November 26, 2007

In-law/out-law

Families are funny things. Right now I find myself being both an in-law and an out-law at a time when family presses around us the closest and which house for Christmas ham can be a tearful decision. Over Thanksgiving it really started hit me how much we take our ways for granted and how many ticky little traditions can blow up in our faces. How firm is the menu? When are the pies cut? Who does the flowers? Candles? China? Sweet potatoes? Stuffing versus dressing? There are a million tiny ways to get aggravated and fed up. I experienced a few of them just recently and will probably encounter a few more in the weeks to come. Part of the tension likely stems from my being the first daughter to come into the family with a list of family recipes and an itch to play in Grandmom's wonderful kitchen. There is an aunt who married in, but it appears that her accomplishments lie elsewhere. Then I walk in there bearing recipes and traditions from three different families, and...hmmmm....we're not so sure of the rules now. I suppose I could say that I'm the odd one out, but I think it would be more accurate to say that I'm the odd one in. I'm the new girl in their kitchen not knowing through long years tutelage just how the bread should be laid out and cut for stuffing or the gravy stirred. But then they don't know that the familial feast is never finished without sweet potatoes. However, with a lot of grace we managed work with and around each other to produce a wonderful Thanksgiving feast.

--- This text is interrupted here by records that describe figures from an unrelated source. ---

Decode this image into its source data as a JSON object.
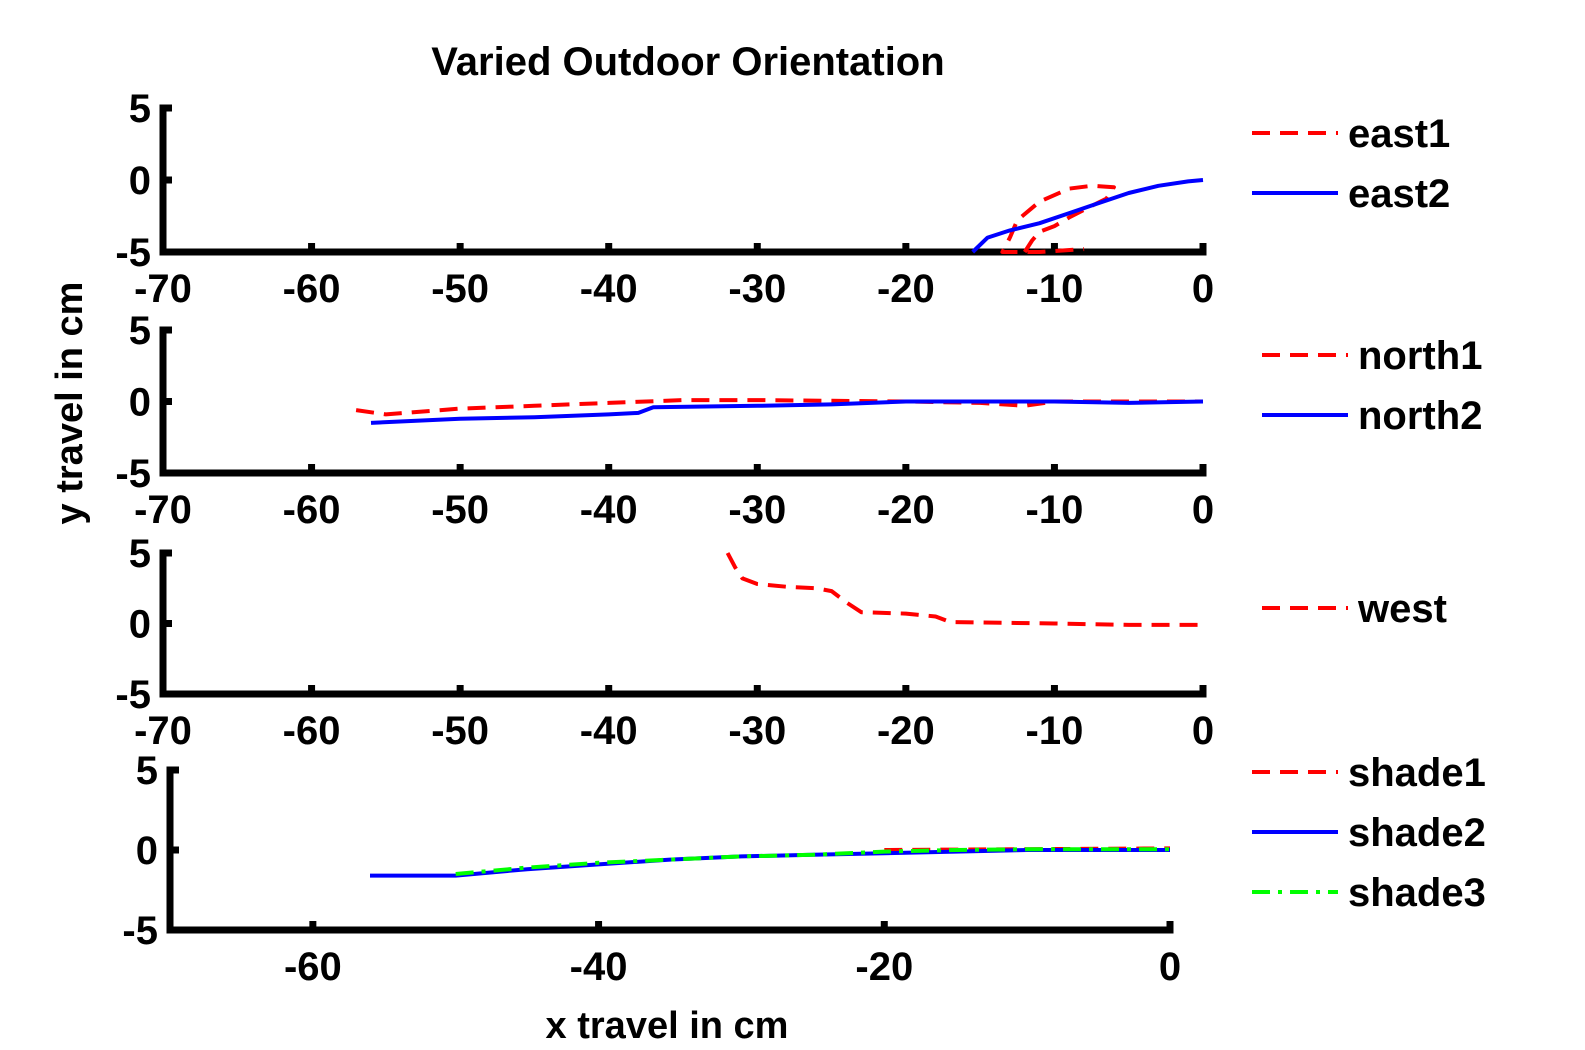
{
  "figure": {
    "title": "Varied Outdoor Orientation",
    "xlabel": "x travel in cm",
    "ylabel": "y travel in cm"
  },
  "chart_data": [
    {
      "type": "line",
      "xlim": [
        -70,
        0
      ],
      "ylim": [
        -5,
        5
      ],
      "xticks": [
        -70,
        -60,
        -50,
        -40,
        -30,
        -20,
        -10,
        0
      ],
      "yticks": [
        5,
        0,
        -5
      ],
      "grid": false,
      "legend_position": "right",
      "series": [
        {
          "name": "east1",
          "style": "dashed",
          "color": "#ff0000",
          "points": [
            [
              -12,
              -5
            ],
            [
              -11.5,
              -4.2
            ],
            [
              -11,
              -3.6
            ],
            [
              -10,
              -3.2
            ],
            [
              -9,
              -2.6
            ],
            [
              -7.5,
              -1.8
            ],
            [
              -6.5,
              -1.3
            ],
            [
              -6,
              -0.5
            ],
            [
              -7.5,
              -0.4
            ],
            [
              -9,
              -0.6
            ],
            [
              -11,
              -1.5
            ],
            [
              -12.5,
              -2.8
            ],
            [
              -13,
              -4
            ],
            [
              -13.5,
              -5
            ],
            [
              -11,
              -5
            ],
            [
              -8,
              -4.8
            ]
          ]
        },
        {
          "name": "east2",
          "style": "solid",
          "color": "#0000ff",
          "points": [
            [
              -15.5,
              -5
            ],
            [
              -14.5,
              -4
            ],
            [
              -13,
              -3.5
            ],
            [
              -11,
              -3
            ],
            [
              -9,
              -2.3
            ],
            [
              -7,
              -1.6
            ],
            [
              -5,
              -0.9
            ],
            [
              -3,
              -0.4
            ],
            [
              -1,
              -0.1
            ],
            [
              0,
              0
            ]
          ]
        }
      ]
    },
    {
      "type": "line",
      "xlim": [
        -70,
        0
      ],
      "ylim": [
        -5,
        5
      ],
      "xticks": [
        -70,
        -60,
        -50,
        -40,
        -30,
        -20,
        -10,
        0
      ],
      "yticks": [
        5,
        0,
        -5
      ],
      "grid": false,
      "legend_position": "right",
      "series": [
        {
          "name": "north1",
          "style": "dashed",
          "color": "#ff0000",
          "points": [
            [
              -57,
              -0.6
            ],
            [
              -55,
              -0.9
            ],
            [
              -50,
              -0.5
            ],
            [
              -45,
              -0.3
            ],
            [
              -40,
              -0.1
            ],
            [
              -35,
              0.1
            ],
            [
              -30,
              0.1
            ],
            [
              -25,
              0.05
            ],
            [
              -20,
              0
            ],
            [
              -15,
              -0.1
            ],
            [
              -12,
              -0.3
            ],
            [
              -10,
              0
            ],
            [
              -5,
              0
            ],
            [
              0,
              0
            ]
          ]
        },
        {
          "name": "north2",
          "style": "solid",
          "color": "#0000ff",
          "points": [
            [
              -56,
              -1.5
            ],
            [
              -50,
              -1.2
            ],
            [
              -45,
              -1.1
            ],
            [
              -40,
              -0.9
            ],
            [
              -38,
              -0.8
            ],
            [
              -37,
              -0.4
            ],
            [
              -30,
              -0.3
            ],
            [
              -25,
              -0.2
            ],
            [
              -20,
              0
            ],
            [
              -15,
              0
            ],
            [
              -10,
              0
            ],
            [
              -5,
              -0.1
            ],
            [
              0,
              0
            ]
          ]
        }
      ]
    },
    {
      "type": "line",
      "xlim": [
        -70,
        0
      ],
      "ylim": [
        -5,
        5
      ],
      "xticks": [
        -70,
        -60,
        -50,
        -40,
        -30,
        -20,
        -10,
        0
      ],
      "yticks": [
        5,
        0,
        -5
      ],
      "grid": false,
      "legend_position": "right",
      "series": [
        {
          "name": "west",
          "style": "dashed",
          "color": "#ff0000",
          "points": [
            [
              -32,
              5
            ],
            [
              -31.5,
              4
            ],
            [
              -31,
              3.2
            ],
            [
              -30,
              2.8
            ],
            [
              -28,
              2.6
            ],
            [
              -26,
              2.5
            ],
            [
              -25,
              2.3
            ],
            [
              -24,
              1.5
            ],
            [
              -23,
              0.8
            ],
            [
              -20,
              0.7
            ],
            [
              -18,
              0.5
            ],
            [
              -17,
              0.1
            ],
            [
              -10,
              0
            ],
            [
              -5,
              -0.1
            ],
            [
              0,
              -0.1
            ]
          ]
        }
      ]
    },
    {
      "type": "line",
      "xlim": [
        -70,
        0
      ],
      "ylim": [
        -5,
        5
      ],
      "xticks": [
        -60,
        -40,
        -20,
        0
      ],
      "yticks": [
        5,
        0,
        -5
      ],
      "grid": false,
      "legend_position": "right",
      "series": [
        {
          "name": "shade1",
          "style": "dashed",
          "color": "#ff0000",
          "points": [
            [
              -20,
              0
            ],
            [
              -10,
              0.05
            ],
            [
              0,
              0.1
            ]
          ]
        },
        {
          "name": "shade2",
          "style": "solid",
          "color": "#0000ff",
          "points": [
            [
              -56,
              -1.6
            ],
            [
              -50,
              -1.6
            ],
            [
              -45,
              -1.2
            ],
            [
              -40,
              -0.9
            ],
            [
              -35,
              -0.6
            ],
            [
              -30,
              -0.4
            ],
            [
              -25,
              -0.3
            ],
            [
              -20,
              -0.2
            ],
            [
              -15,
              -0.1
            ],
            [
              -10,
              0
            ],
            [
              -5,
              0
            ],
            [
              0,
              0
            ]
          ]
        },
        {
          "name": "shade3",
          "style": "dashdot",
          "color": "#00ff00",
          "points": [
            [
              -50,
              -1.5
            ],
            [
              -45,
              -1.1
            ],
            [
              -40,
              -0.8
            ],
            [
              -35,
              -0.6
            ],
            [
              -30,
              -0.4
            ],
            [
              -25,
              -0.3
            ],
            [
              -20,
              -0.1
            ],
            [
              -15,
              0
            ],
            [
              -10,
              0.05
            ],
            [
              -5,
              0.05
            ],
            [
              0,
              0.05
            ]
          ]
        }
      ]
    }
  ]
}
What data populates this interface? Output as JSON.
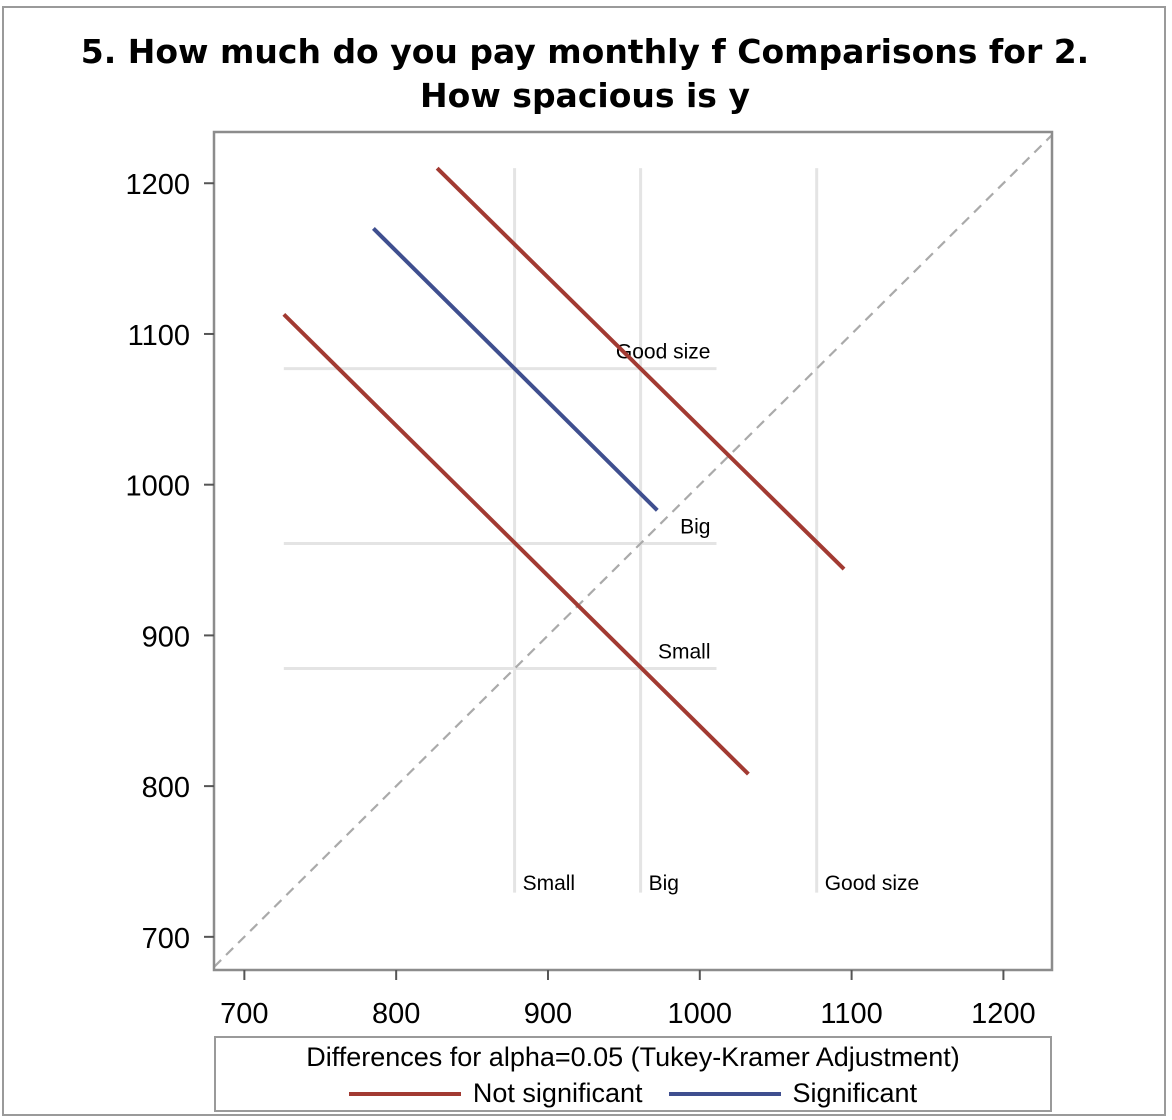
{
  "chart_data": {
    "type": "line",
    "title": "5. How much do you pay monthly f Comparisons for 2. How spacious is y",
    "xlim": [
      680,
      1232
    ],
    "ylim": [
      678,
      1234
    ],
    "x_ticks": [
      700,
      800,
      900,
      1000,
      1100,
      1200
    ],
    "y_ticks": [
      700,
      800,
      900,
      1000,
      1100,
      1200
    ],
    "reference_line": {
      "type": "diagonal",
      "style": "dashed",
      "color": "#aaaaaa"
    },
    "group_means": [
      {
        "label": "Small",
        "value": 878
      },
      {
        "label": "Big",
        "value": 961
      },
      {
        "label": "Good size",
        "value": 1077
      }
    ],
    "group_line_range": {
      "x": [
        726,
        1011
      ],
      "y": [
        724,
        1210
      ]
    },
    "series": [
      {
        "name": "Not significant",
        "color": "#a23a32",
        "x": [
          726,
          1032
        ],
        "y": [
          1113,
          808
        ]
      },
      {
        "name": "Significant",
        "color": "#3f4f8f",
        "x": [
          785,
          972
        ],
        "y": [
          1170,
          983
        ]
      },
      {
        "name": "Not significant",
        "color": "#a23a32",
        "x": [
          827,
          1095
        ],
        "y": [
          1210,
          944
        ]
      }
    ],
    "legend": {
      "title": "Differences for alpha=0.05 (Tukey-Kramer Adjustment)",
      "items": [
        {
          "label": "Not significant",
          "color": "#a23a32"
        },
        {
          "label": "Significant",
          "color": "#3f4f8f"
        }
      ]
    }
  }
}
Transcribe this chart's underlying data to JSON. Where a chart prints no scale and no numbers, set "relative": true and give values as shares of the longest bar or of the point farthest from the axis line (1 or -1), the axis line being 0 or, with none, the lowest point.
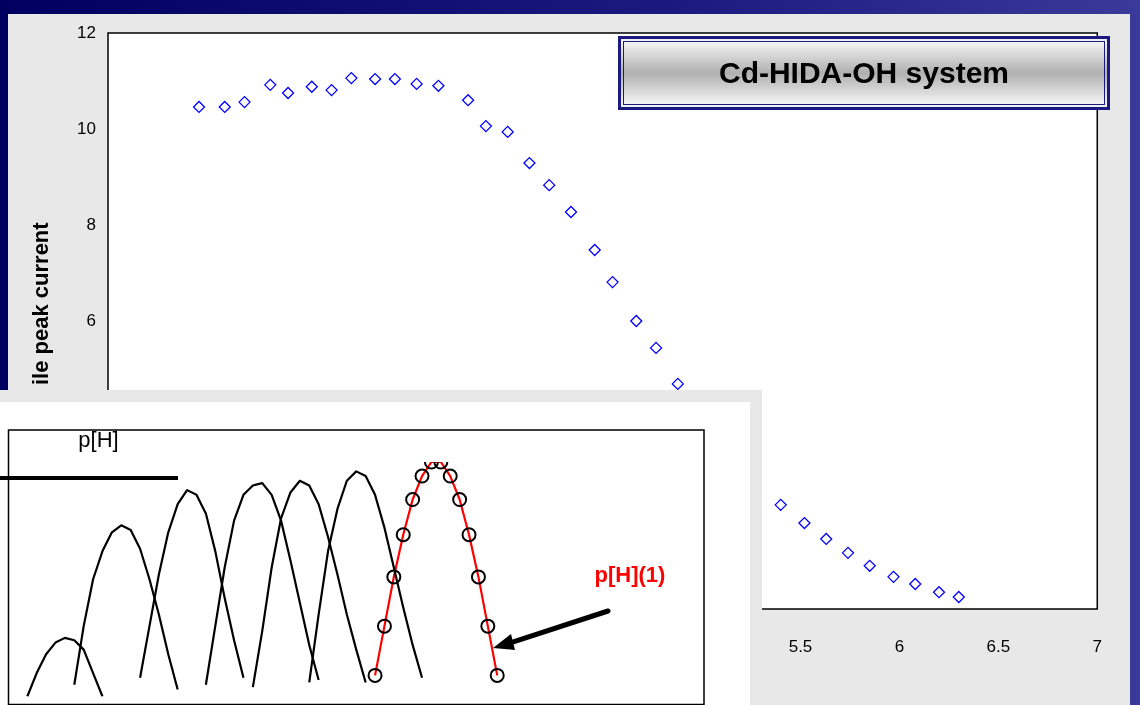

The challenges I've faced trying to fit into a new (and very welcoming family) have been somewhat magnified by the fact that there's a kitchen not 15 minute's drive from the one where Grandmom stirred up her magnificent gravy which should have been open to me and could have been a real time of coming home to the old traditions of cornbread dressing and sweet potato casserole eaten sitting around a large round table. That's the kitchen I grew up in. Sadly I don't even know if anyone was even there Thanksgiving. They could have gone camping (another common practice growing up) or to visit my aunt. I don't know. Maybe one day I'll be able to go back and be the daughter of the house working with my mom and my sisters to put the traditional meal on the table. Until this I suppose I wait and learn to be a wife in my own house and a daughter to my in-law's family.